Patients diagnosed with AFRS tend to have a history of allergic rhinitis and/or atopy. Thick tenacious and viscous fungal debris and mucin are characteristic features of this condition, with allergic mucin being a pathognomonic finding. Often, the mucin color ranges from brown to dark green. 30
Visual improvement has been reported when surgery was performed within 30 days of vision loss. 19 The duration of visual impairment before intervention is a significant determinant of favorable visual outcomes, with delayed response decreasing the likelihood of vision restoration. This assertion aligns with a study showing a notable difference (P value = .038) among patients with full, partial, and no visual recovery based on the mean duration between the onset of visual impairment and the intervention. 31 Unfortunately, in our case series, no meaningful improvement in visual acuity was observed in all 3 patients, although surgery was performed less than one month after diagnosing vision loss.18,24–26 Moreover, the COVID-19 pandemic has complicated timely AFRS diagnosis and management, exacerbating disease progression and resultant complications at presentation. 32
In this context, it's noteworthy that our case series consisted solely of adult patients. Interestingly, the literature suggests that orbital involvement, is less common among adults compared to children. This accentuates the presence of age-dependent differences in AFRS presentations, despite the limited number of comparative studies. A specific study reported higher orbital involvement in children (68%) than adults (33%), greater intracranial disease extension in the pediatric population, slightly more bone erosion in children (25%) compared to adults (23%), and a higher proptosis incidence in the pediatric group (22% vs 9%). 33 This could be attributed to the enhanced flexibility of children's facial skeletons, predisposing them to disease expansion. This observation underlines the necessity of further research to decipher the underlying mechanisms and potential implications for treatment strategies across different age groups.
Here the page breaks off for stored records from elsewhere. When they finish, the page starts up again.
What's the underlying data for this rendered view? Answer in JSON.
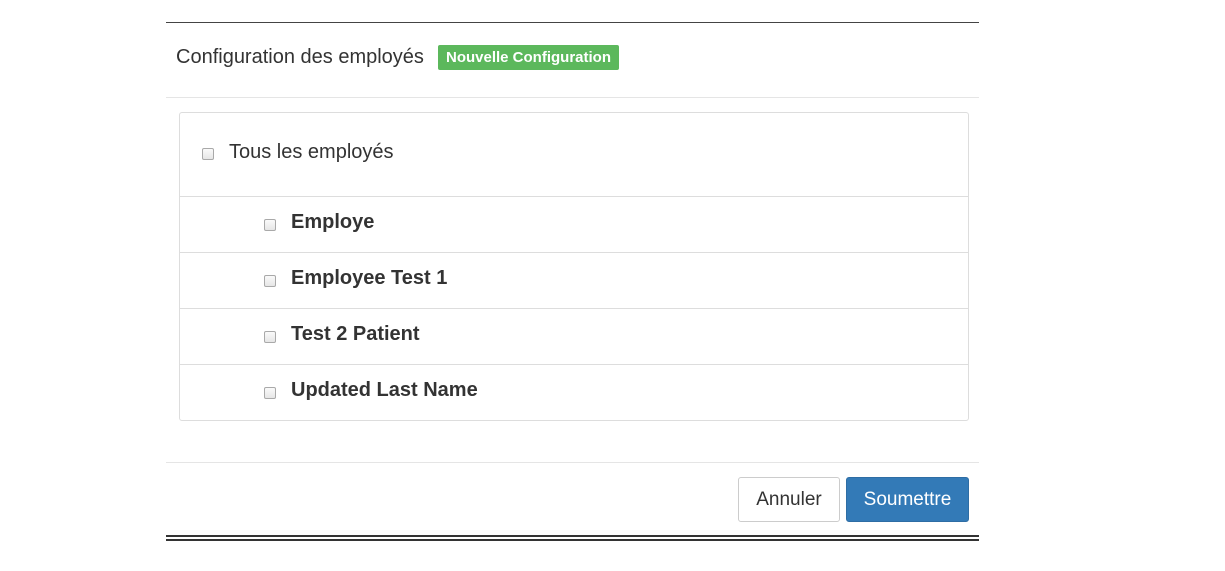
{
  "header": {
    "title": "Configuration des employés",
    "badge": "Nouvelle Configuration",
    "badge_color": "#5cb85c"
  },
  "select_all": {
    "label": "Tous les employés",
    "checked": false
  },
  "employees": [
    {
      "label": "Employe",
      "checked": false
    },
    {
      "label": "Employee Test 1",
      "checked": false
    },
    {
      "label": "Test 2 Patient",
      "checked": false
    },
    {
      "label": "Updated Last Name",
      "checked": false
    }
  ],
  "footer": {
    "cancel_label": "Annuler",
    "submit_label": "Soumettre",
    "submit_color": "#337ab7"
  }
}
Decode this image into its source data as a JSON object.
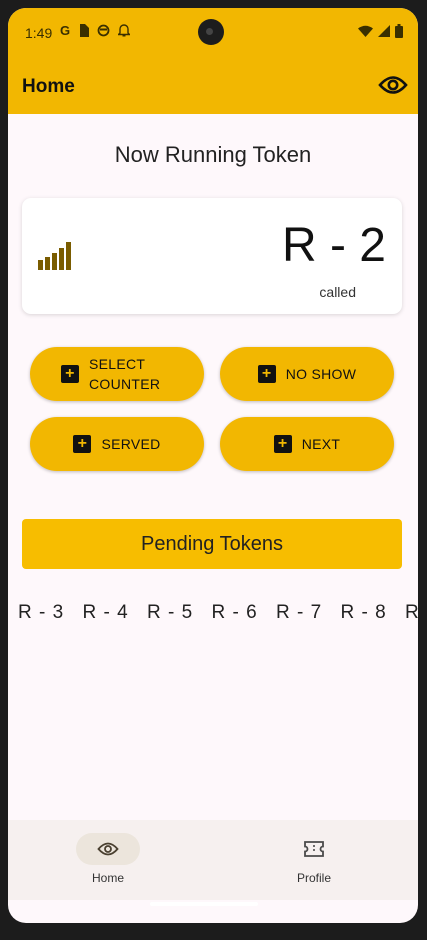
{
  "status_bar": {
    "time": "1:49",
    "left_icons": [
      "google-icon",
      "sim-icon",
      "face-icon",
      "bell-icon"
    ],
    "right_icons": [
      "wifi-icon",
      "signal-icon",
      "battery-icon"
    ]
  },
  "app_bar": {
    "title": "Home",
    "action_icon": "eye-icon"
  },
  "now_running": {
    "title": "Now Running Token",
    "token": "R - 2",
    "status": "called",
    "icon": "signal-bars-icon"
  },
  "actions": [
    {
      "label": "SELECT COUNTER"
    },
    {
      "label": "NO SHOW"
    },
    {
      "label": "SERVED"
    },
    {
      "label": "NEXT"
    }
  ],
  "pending": {
    "button_label": "Pending Tokens",
    "tokens": [
      "R - 3",
      "R - 4",
      "R - 5",
      "R - 6",
      "R - 7",
      "R - 8",
      "R"
    ]
  },
  "bottom_nav": [
    {
      "label": "Home",
      "icon": "eye-icon",
      "active": true
    },
    {
      "label": "Profile",
      "icon": "ticket-icon",
      "active": false
    }
  ],
  "colors": {
    "primary": "#f2b701",
    "background": "#fef8fb",
    "nav_background": "#f6f0ef"
  }
}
This AFRS case series underscores the critical role of established diagnostic criteria and neuroimaging in identifying cases, especially with vision loss. It reaffirms the importance of comprehensive surgical and medical intervention, despite the complexities presented by lesion locations. The series also highlights the potential severity of AFRS outcomes, emphasizing the need for early intervention to increase chances of visual recovery. Overall, it stresses the necessity for continued research to enhance our understanding and treatment strategies for AFRS, particularly in severe manifestations.
Conclusion
Allergic fungal rhinosinusitis is a serious disease with devastating consequences. Considering that the orbit is frequently involved due to its close proximity to the sinuses, patients may present with visual changes or even blindness. Thus, urgent multidisciplinary management is required, as any diagnostic delay may result in irreversible damage. Therefore, prompt surgical intervention is recommended to improve the prognosis and visual outcomes.